In 2002 Giustra wrote a book called A Tarnished Dollar Will Put the Shine on Gold.
That was back when gold was trading below $300 and quantitative easing wasn't even a glint in Ben Bernanke's eye.
A decade later he's sticking to his guns:
"I don't know when and I don't know how high. But gold is going a lot higher.
"Gold is the bubble of all bubbles. It's
the mother of all bubbles. It's the bubble people will go to when
they've exhausted all other bubbles.
"Here's why: It is moveable. It is easily
transferable across borders in times of crisis. It's a currency. It's
liquid. It's easily tradeable.
"I'm a fan of all hard assets, but
particularly gold. It's the largest part of my portfolio and it will
continue to be until this cycle is over."
The reason for Giustra's confidence about the gold price – and gloom
about the financial system – is all about US monetary policy.While it started with the so-called Greenspan-put in the Nineties, Giustra said the Fed "crossed the Rubicon" when it first embarked on quantitative easing (in December 2008, when gold was worth $830 an ounce).
The Fed has already racked up close to $3 trillion and purchases of $40 billion a month for "at least the next 27 months" by the Fed's own calculations under open-ended QE3 will add another $1 trillion.
"Everyone is frozen with fear. Everyone is in cash," says Giustra.
"The only reason you haven't seen inflation – hyperinflation – yet" with all the cheap money flooding markets is because the velocity of money – the speed at which money changes hands in the economy – is at its lowest since 1959, when it was first measured:
"If it [velocity of money] stays that way, you won't get inflation. But the first whiff of inflation and things can pick up quickly."
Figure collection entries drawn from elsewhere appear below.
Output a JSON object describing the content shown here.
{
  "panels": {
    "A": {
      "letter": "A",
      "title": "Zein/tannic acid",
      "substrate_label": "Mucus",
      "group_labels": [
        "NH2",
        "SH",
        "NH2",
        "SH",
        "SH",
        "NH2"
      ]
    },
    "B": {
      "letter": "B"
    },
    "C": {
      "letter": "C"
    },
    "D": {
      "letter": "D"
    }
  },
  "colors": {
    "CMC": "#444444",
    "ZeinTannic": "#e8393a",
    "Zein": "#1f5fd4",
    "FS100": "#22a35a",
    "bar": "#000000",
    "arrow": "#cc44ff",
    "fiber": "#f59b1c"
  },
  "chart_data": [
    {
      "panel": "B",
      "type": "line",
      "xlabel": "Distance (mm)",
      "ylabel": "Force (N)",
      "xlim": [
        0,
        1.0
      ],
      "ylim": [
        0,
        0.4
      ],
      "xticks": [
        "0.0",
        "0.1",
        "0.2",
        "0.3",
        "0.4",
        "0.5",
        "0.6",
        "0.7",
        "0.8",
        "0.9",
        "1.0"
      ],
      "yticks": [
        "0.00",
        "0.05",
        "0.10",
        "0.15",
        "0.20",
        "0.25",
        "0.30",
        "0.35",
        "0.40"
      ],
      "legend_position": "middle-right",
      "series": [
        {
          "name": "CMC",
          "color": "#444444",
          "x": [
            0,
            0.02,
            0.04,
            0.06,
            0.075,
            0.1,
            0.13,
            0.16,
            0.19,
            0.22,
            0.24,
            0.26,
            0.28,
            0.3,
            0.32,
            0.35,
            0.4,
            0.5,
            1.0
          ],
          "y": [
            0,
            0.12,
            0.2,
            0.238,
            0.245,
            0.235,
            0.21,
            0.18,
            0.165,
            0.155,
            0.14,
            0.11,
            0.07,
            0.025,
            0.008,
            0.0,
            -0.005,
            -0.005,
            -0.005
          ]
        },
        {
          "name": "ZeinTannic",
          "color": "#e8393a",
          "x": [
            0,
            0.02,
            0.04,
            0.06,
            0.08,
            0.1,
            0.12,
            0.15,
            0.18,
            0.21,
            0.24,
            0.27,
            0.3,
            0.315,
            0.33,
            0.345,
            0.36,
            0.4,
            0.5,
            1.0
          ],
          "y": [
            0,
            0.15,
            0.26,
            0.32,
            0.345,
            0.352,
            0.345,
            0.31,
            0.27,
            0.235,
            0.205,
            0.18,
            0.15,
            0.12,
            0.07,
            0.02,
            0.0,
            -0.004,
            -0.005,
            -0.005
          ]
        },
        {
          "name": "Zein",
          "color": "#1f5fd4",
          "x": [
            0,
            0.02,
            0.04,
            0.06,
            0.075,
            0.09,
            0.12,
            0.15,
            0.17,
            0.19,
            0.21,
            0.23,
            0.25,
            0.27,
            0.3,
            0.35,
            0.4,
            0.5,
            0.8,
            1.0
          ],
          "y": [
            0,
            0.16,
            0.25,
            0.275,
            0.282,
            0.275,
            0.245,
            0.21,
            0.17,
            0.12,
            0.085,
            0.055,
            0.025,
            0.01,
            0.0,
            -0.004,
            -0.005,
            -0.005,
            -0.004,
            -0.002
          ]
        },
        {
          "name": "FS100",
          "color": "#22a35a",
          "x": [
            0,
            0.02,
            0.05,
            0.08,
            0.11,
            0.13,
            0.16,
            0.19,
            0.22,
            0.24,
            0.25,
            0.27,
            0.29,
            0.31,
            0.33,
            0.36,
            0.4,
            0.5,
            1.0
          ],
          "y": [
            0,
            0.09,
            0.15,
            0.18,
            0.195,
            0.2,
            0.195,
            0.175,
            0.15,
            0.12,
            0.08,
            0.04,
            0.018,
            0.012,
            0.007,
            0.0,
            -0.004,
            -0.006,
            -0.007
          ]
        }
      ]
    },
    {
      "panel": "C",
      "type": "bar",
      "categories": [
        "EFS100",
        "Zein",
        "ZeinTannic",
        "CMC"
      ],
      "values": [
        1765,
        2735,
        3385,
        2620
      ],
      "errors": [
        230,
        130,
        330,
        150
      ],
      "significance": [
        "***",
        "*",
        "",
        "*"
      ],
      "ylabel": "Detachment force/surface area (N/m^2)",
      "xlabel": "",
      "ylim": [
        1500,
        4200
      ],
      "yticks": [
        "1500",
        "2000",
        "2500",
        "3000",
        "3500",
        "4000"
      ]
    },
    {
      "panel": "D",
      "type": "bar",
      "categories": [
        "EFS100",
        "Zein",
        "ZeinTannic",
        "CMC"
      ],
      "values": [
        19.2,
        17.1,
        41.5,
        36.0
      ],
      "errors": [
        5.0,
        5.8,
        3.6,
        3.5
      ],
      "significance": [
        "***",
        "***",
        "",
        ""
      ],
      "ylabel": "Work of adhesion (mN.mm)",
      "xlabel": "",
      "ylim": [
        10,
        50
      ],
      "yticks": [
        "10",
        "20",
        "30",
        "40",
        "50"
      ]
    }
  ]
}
Giustra says like in chess the Fed is in an "inescapable trap". It's been cornered by the queen, a rook and a bishop – a triple threat:
It cannot reign in the excess liquidity by raising interest rates because it will destroy what is only a fragile recovery.
With debt through budget deficits on its way to $20–$25 trillion, the US government will be the first in trouble if the Fed tries to normalize rates.
Thirdly, the Fed's own balance sheet is such that it could become insolvent – its debt:equity ratio is 51:1 with the bulk of its holdings in longer maturities which they won't find buyers for.
"It's the beginning of the end for the US dollar. I don't want to sound apocalyptic, but how else does this end? You have to be on the right side of this trade."
Giustra knows what he is talking about.
He made his money in a rare combination of two very different industries – gold mining and movie making. And he has a rare knack for timing the market.
Giustra started out at as mining industry dealmaker in the 1980s and got out when the market turned sour in the early nineties.
He then founded Lionsgate, today the biggest independent Hollywood studio.
By 2001 he was back in mining setting up among others Wheaton River which would morph into what is today the world's number two gold (Goldcorp) and silver (Silver Wheaton) companies with a combined market value of $48 billion.